Objective: Conjunctival vascularization and fibroblasts are important factors leading to filtering bleb scarring after glaucoma filtering surgery. Previous studies have shown that nintedanib can inhibit the transformation of conjunctival fibroblasts into myofibroblasts, alleviating scar formation. This study aimed to investigate the effect of nintedanib on vascular endothelial growth factor (VEGF)-induced neovascularization of human conjunctival vascular endothelial cells and to reveal the molecular mechanisms involved.

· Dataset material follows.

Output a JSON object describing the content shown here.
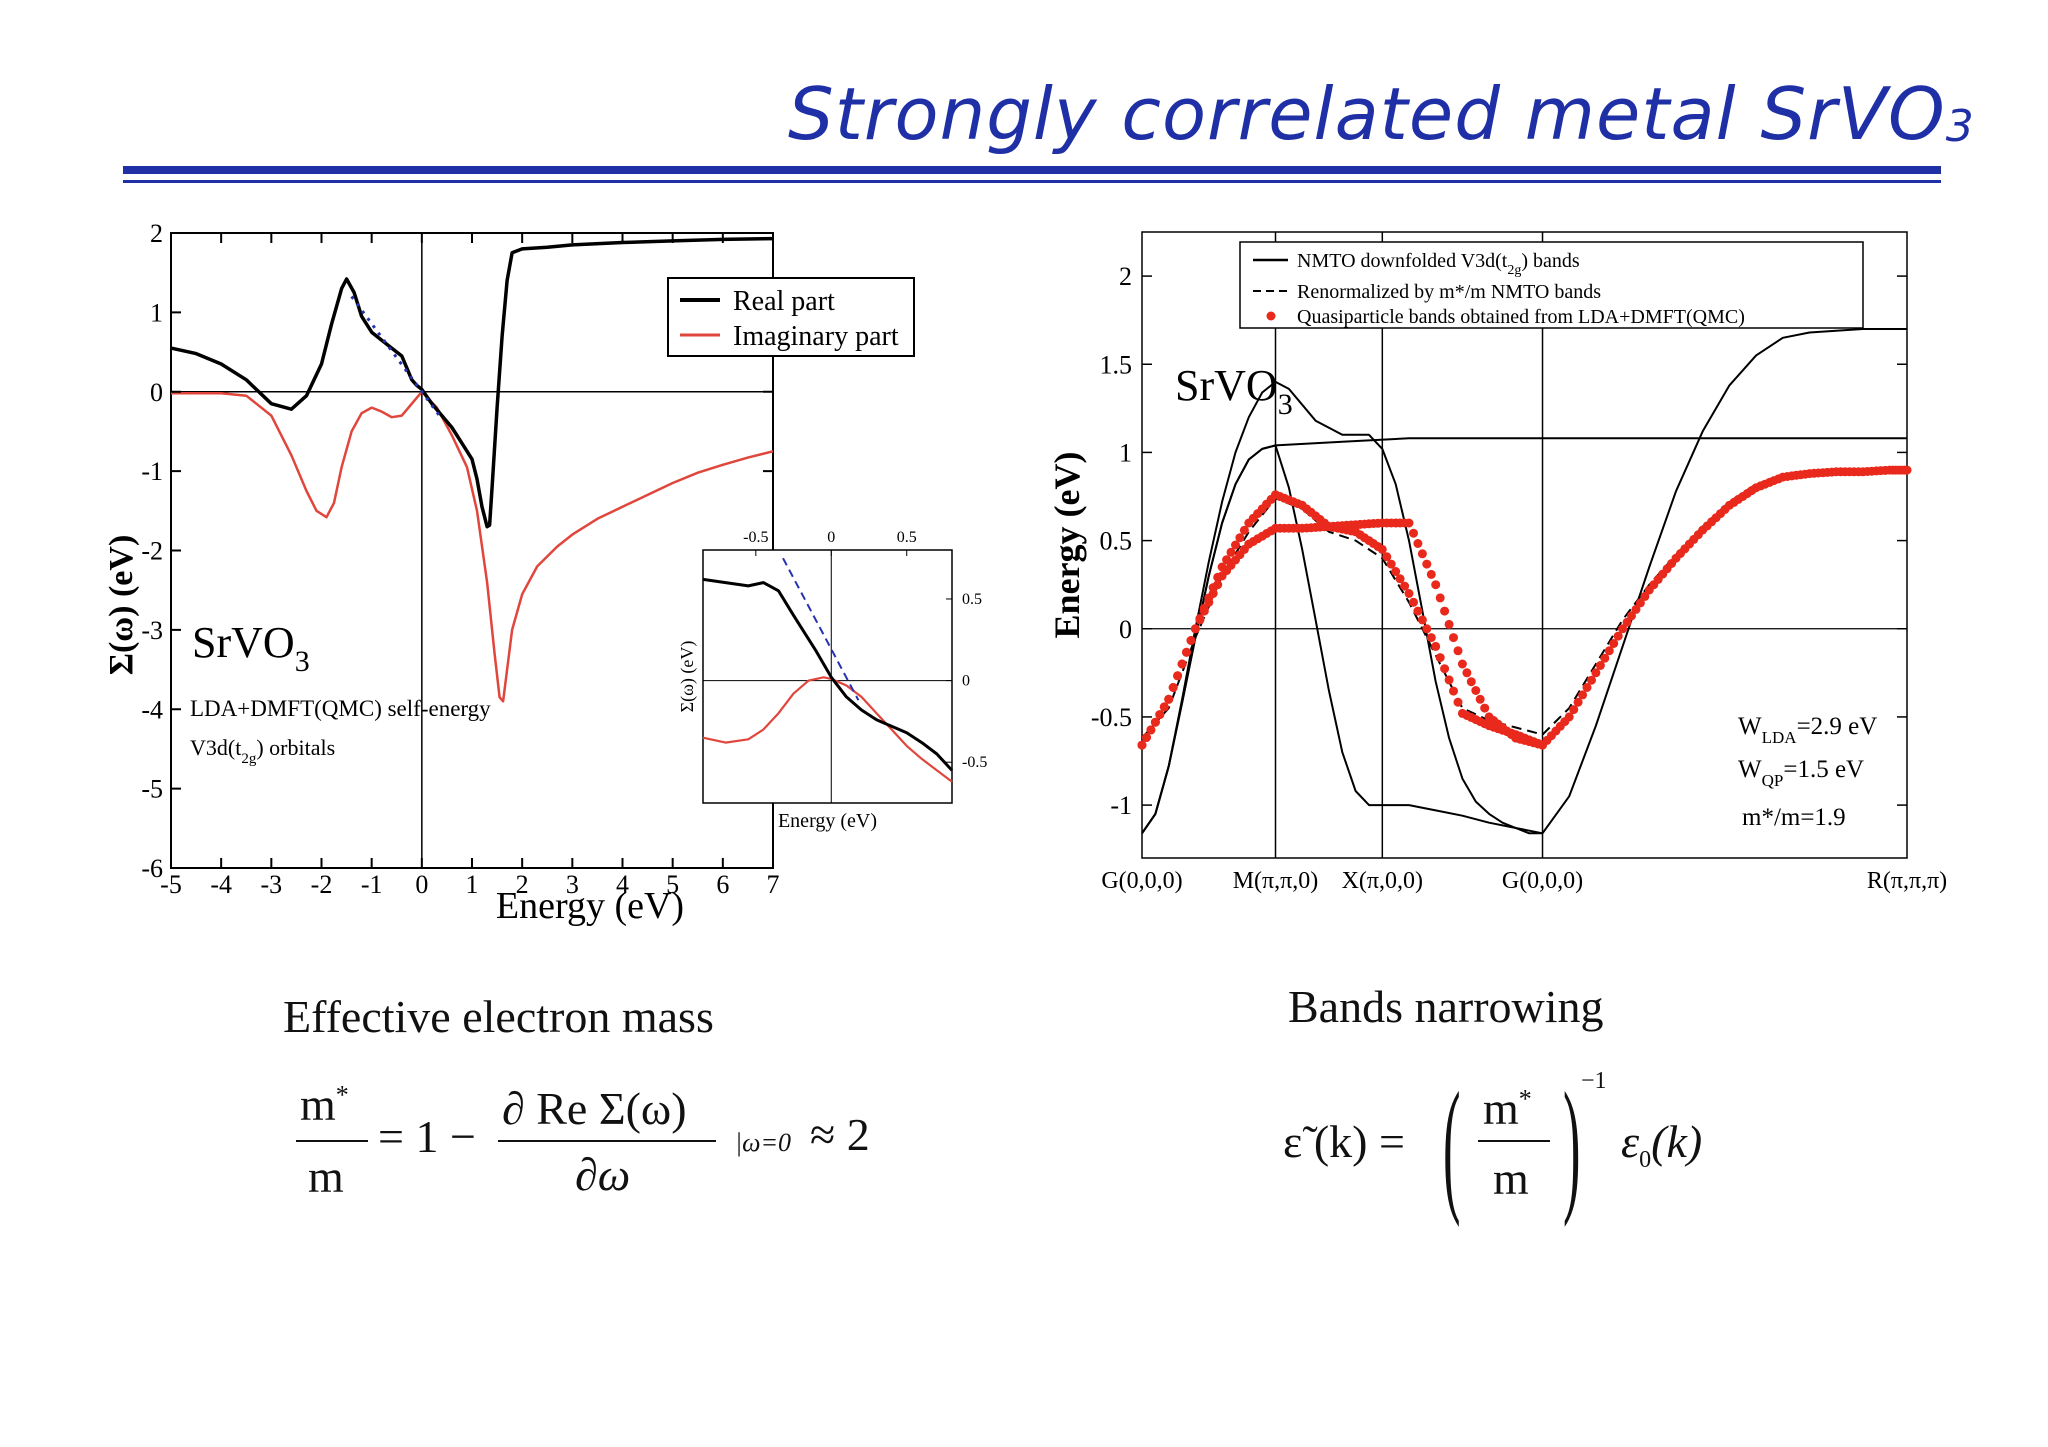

Methods: Primary human conjunctival vascular endothelial cells were cultured with VEGF alone or in combination with nintedanib, and cell proliferation and migration were measured via cell counting kit-8 and scratch assays, respectively. The effect of nintedanib on human conjunctival vascular endothelial cell tube formation was also assayed. The phosphorylation levels of extracellular signal-regulated kinase 1/2 (ERK1/2) and c-Jun N-terminal kinase (JNK) were measured via Western blotting.

Results: VEGF (120 ng/mL) significantly promoted the proliferation of human conjunctival vascular endothelial cells. Nintedanib inhibited the VEGF-induced proliferation of these cells while also suppressing cell migration (P < 0.0001) and vascularization (P < 0.01). Furthermore, nintedanib reduced ERK1/2 (P < 0.01) and JNK phosphorylation (P < 0.001).

Conclusion: Our study provides new evidence that nintedanib inhibits the proliferation, migration, and neovascularization of human conjunctival vascular endothelial cells and downregulates the expression of p-ERK and p-JNK in the MAPK pathway.